In an exclusive deal, Apple Music will be the only place to stream Swift’s 1989 World Tour Live performance. Recorded on November 28 in Sydney, Australia, the video includes Swift’s entire on-stage performance, along with backstage and rehearsal footage. There’s no word on whether the concert will ever be available for purchase through other sources.

According to Recode, Swift collected a (presumably sizeable) paycheck as part of deal. In exchange, Apple will make Swift a major part of its marketing plans, with her likeness appearing on store displays and iTunes gift cards.
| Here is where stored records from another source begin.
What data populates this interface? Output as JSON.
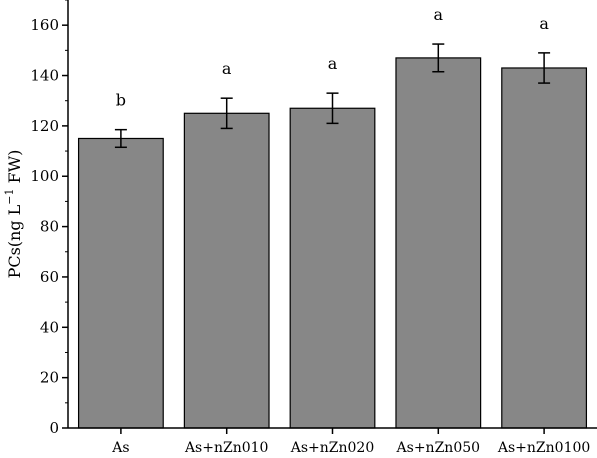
{
  "chart_data": {
    "type": "bar",
    "ylabel_main": "PCs(ng L",
    "ylabel_sup": "−1",
    "ylabel_tail": " FW)",
    "ylim": [
      0,
      170
    ],
    "yticks": [
      0,
      20,
      40,
      60,
      80,
      100,
      120,
      140,
      160
    ],
    "categories": [
      "As",
      "As+nZn010",
      "As+nZn020",
      "As+nZn050",
      "As+nZn0100"
    ],
    "values": [
      115,
      125,
      127,
      147,
      143
    ],
    "errors": [
      3.5,
      6,
      6,
      5.5,
      6
    ],
    "significance": [
      "b",
      "a",
      "a",
      "a",
      "a"
    ],
    "bar_color": "#878787",
    "grid": false,
    "legend": "none"
  }
}
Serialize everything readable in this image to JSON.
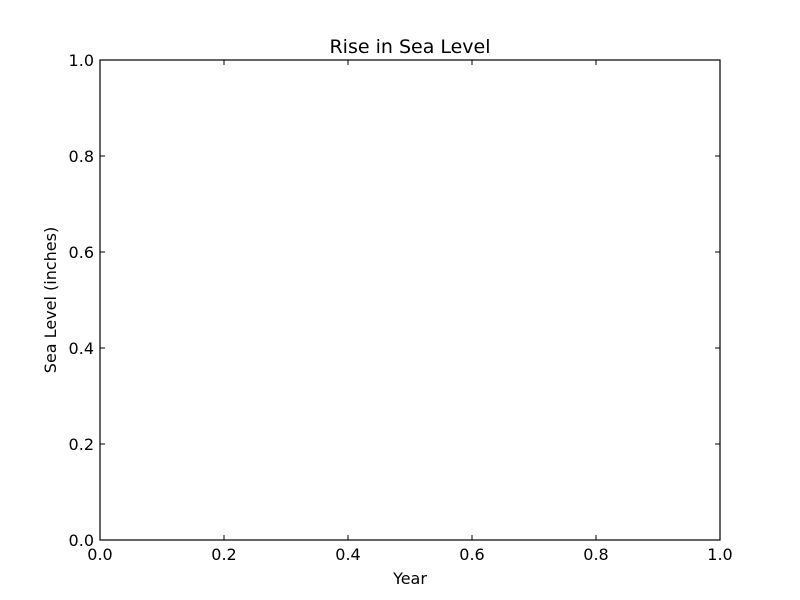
{
  "chart_data": {
    "type": "line",
    "title": "Rise in Sea Level",
    "xlabel": "Year",
    "ylabel": "Sea Level (inches)",
    "xlim": [
      0.0,
      1.0
    ],
    "ylim": [
      0.0,
      1.0
    ],
    "x_ticks": [
      "0.0",
      "0.2",
      "0.4",
      "0.6",
      "0.8",
      "1.0"
    ],
    "y_ticks": [
      "0.0",
      "0.2",
      "0.4",
      "0.6",
      "0.8",
      "1.0"
    ],
    "grid": false,
    "series": []
  }
}
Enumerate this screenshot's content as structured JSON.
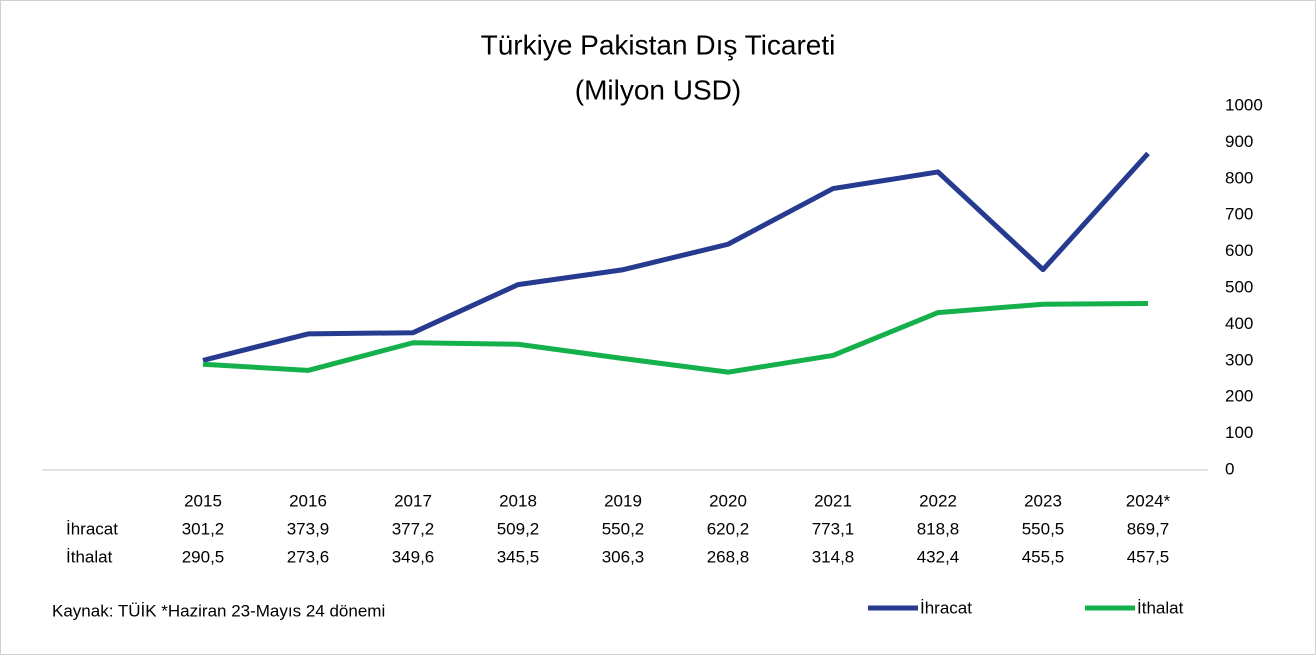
{
  "chart_data": {
    "type": "line",
    "title": "Türkiye Pakistan Dış Ticareti",
    "subtitle": "(Milyon USD)",
    "categories": [
      "2015",
      "2016",
      "2017",
      "2018",
      "2019",
      "2020",
      "2021",
      "2022",
      "2023",
      "2024*"
    ],
    "series": [
      {
        "name": "İhracat",
        "color": "#263a8f",
        "values": [
          301.2,
          373.9,
          377.2,
          509.2,
          550.2,
          620.2,
          773.1,
          818.8,
          550.5,
          869.7
        ],
        "value_labels": [
          "301,2",
          "373,9",
          "377,2",
          "509,2",
          "550,2",
          "620,2",
          "773,1",
          "818,8",
          "550,5",
          "869,7"
        ]
      },
      {
        "name": "İthalat",
        "color": "#14b04c",
        "values": [
          290.5,
          273.6,
          349.6,
          345.5,
          306.3,
          268.8,
          314.8,
          432.4,
          455.5,
          457.5
        ],
        "value_labels": [
          "290,5",
          "273,6",
          "349,6",
          "345,5",
          "306,3",
          "268,8",
          "314,8",
          "432,4",
          "455,5",
          "457,5"
        ]
      }
    ],
    "ylim": [
      0,
      1000
    ],
    "yticks": [
      0,
      100,
      200,
      300,
      400,
      500,
      600,
      700,
      800,
      900,
      1000
    ],
    "y_axis_side": "right",
    "grid": false,
    "legend": "bottom-right",
    "note": "Kaynak: TÜİK *Haziran 23-Mayıs 24 dönemi"
  }
}
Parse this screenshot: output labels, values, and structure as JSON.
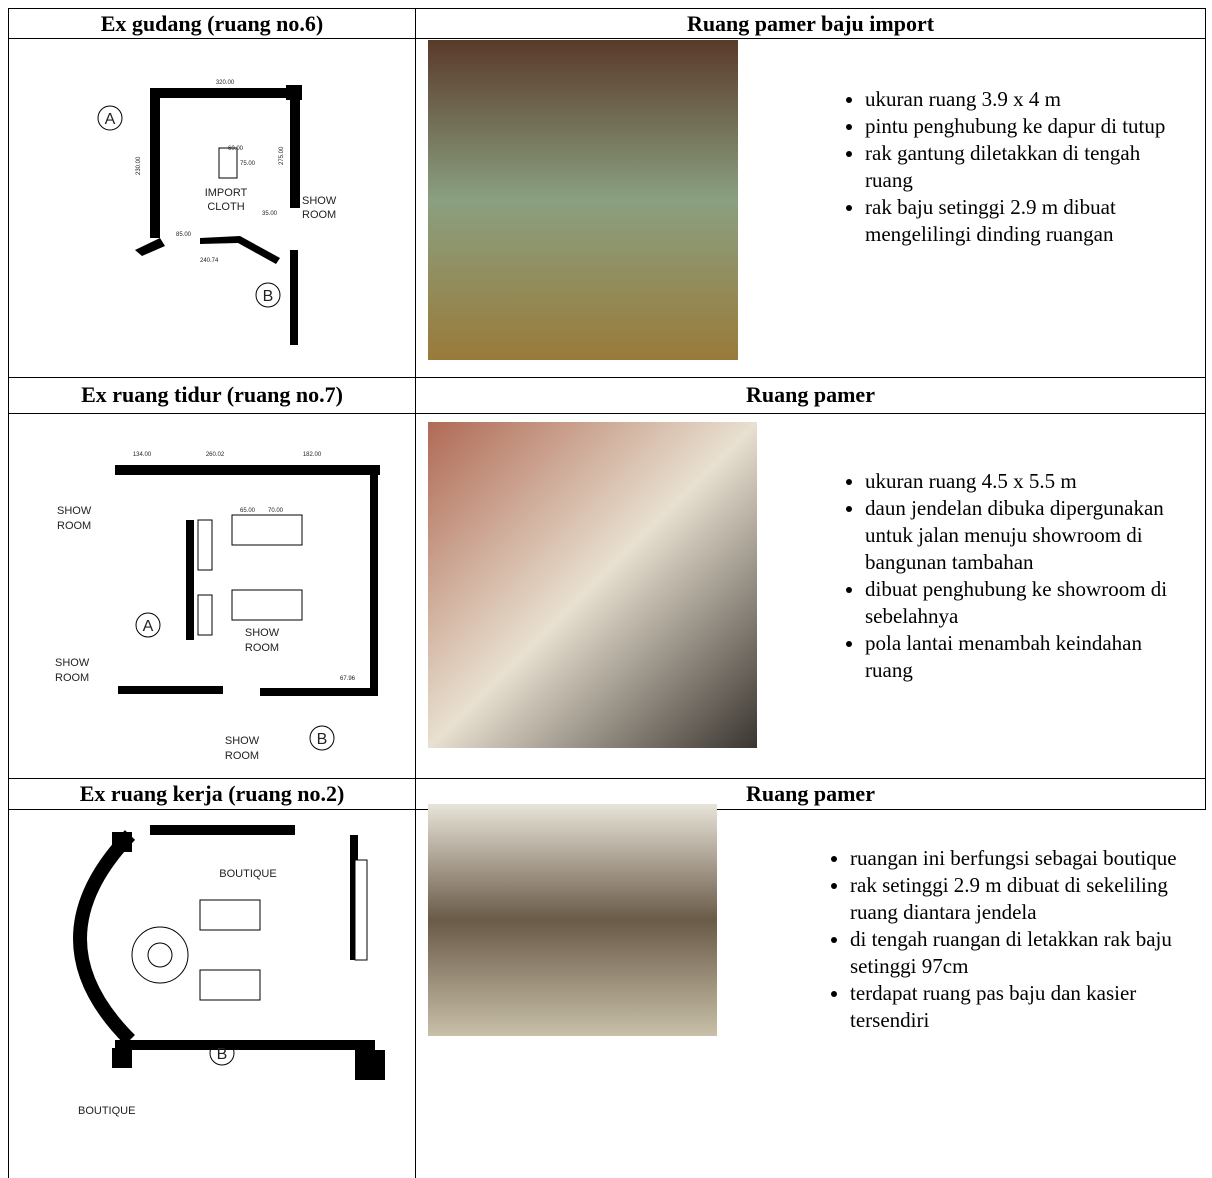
{
  "rows": [
    {
      "left_title": "Ex gudang (ruang no.6)",
      "right_title": "Ruang pamer baju import",
      "plan_labels": [
        "A",
        "320.00",
        "60.00",
        "75.00",
        "230.00",
        "275.00",
        "IMPORT",
        "CLOTH",
        "SHOW",
        "ROOM",
        "35.00",
        "85.00",
        "240.74",
        "B"
      ],
      "bullets": [
        "ukuran ruang 3.9 x 4 m",
        "pintu penghubung ke  dapur di tutup",
        "rak gantung diletakkan di tengah ruang",
        "rak baju setinggi 2.9 m dibuat mengelilingi dinding ruangan"
      ]
    },
    {
      "left_title": "Ex ruang tidur (ruang no.7)",
      "right_title": "Ruang pamer",
      "plan_labels": [
        "134.00",
        "260.02",
        "182.00",
        "SHOW",
        "ROOM",
        "65.00",
        "70.00",
        "A",
        "SHOW",
        "ROOM",
        "SHOW",
        "ROOM",
        "67.96",
        "SHOW",
        "ROOM",
        "B"
      ],
      "bullets": [
        "ukuran ruang 4.5 x 5.5 m",
        "daun jendelan dibuka dipergunakan untuk jalan menuju showroom di bangunan tambahan",
        "dibuat penghubung ke showroom di sebelahnya",
        "pola lantai menambah keindahan ruang"
      ]
    },
    {
      "left_title": "Ex ruang kerja (ruang no.2)",
      "right_title": "Ruang pamer",
      "plan_labels": [
        "BOUTIQUE",
        "B",
        "BOUTIQUE"
      ],
      "bullets": [
        "ruangan ini berfungsi sebagai boutique",
        "rak setinggi 2.9 m dibuat di sekeliling ruang diantara jendela",
        "di tengah ruangan di letakkan rak baju setinggi 97cm",
        "terdapat ruang pas baju dan kasier tersendiri"
      ]
    }
  ]
}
She’s also appearing on Apple Music’s Beats 1 radio stream to hype up the concert.

The arrangement represents quite a reversal from June, when Swift criticized Apple Music for not paying out royalties to artists during users’ free trial periods. Apple quickly reversed its position, and Swift brought her latest album, 1989, to Apple Music—an exclusive among streaming services. Swift later explained to Vanity Fair that Apple treated her “like I was a voice of a creative community that they actually cared about.”

The whole ordeal may be provoking broader shifts in the streaming music industry. Last week, the Wall Street Journal reported that Spotify may let artists withhold music from the service’s free tier, which brings in far less revenue for musicians than Spotify’s $10 per month premium version. Swift is among several major artists who have pulled their entire catalogs from Spotify, feeling that the free version has devalued their work. Apple Music, by comparison, offers a three-month trial and free radio stations, but no free on-demand tier like Spotify does.

Why this matters: The reality for subscription streaming music services is that they’re fairly similar, with just a handful of marginal features to distinguish them. That partly explains why Apple Music’s 6.5 million paid subscribers—while respectable for a fairly new service—is nowhere near Spotify’s 20 million members. Locking up exclusives is one way to stand out, so this could be a trend to watch even for people with no interest in Swift’s music.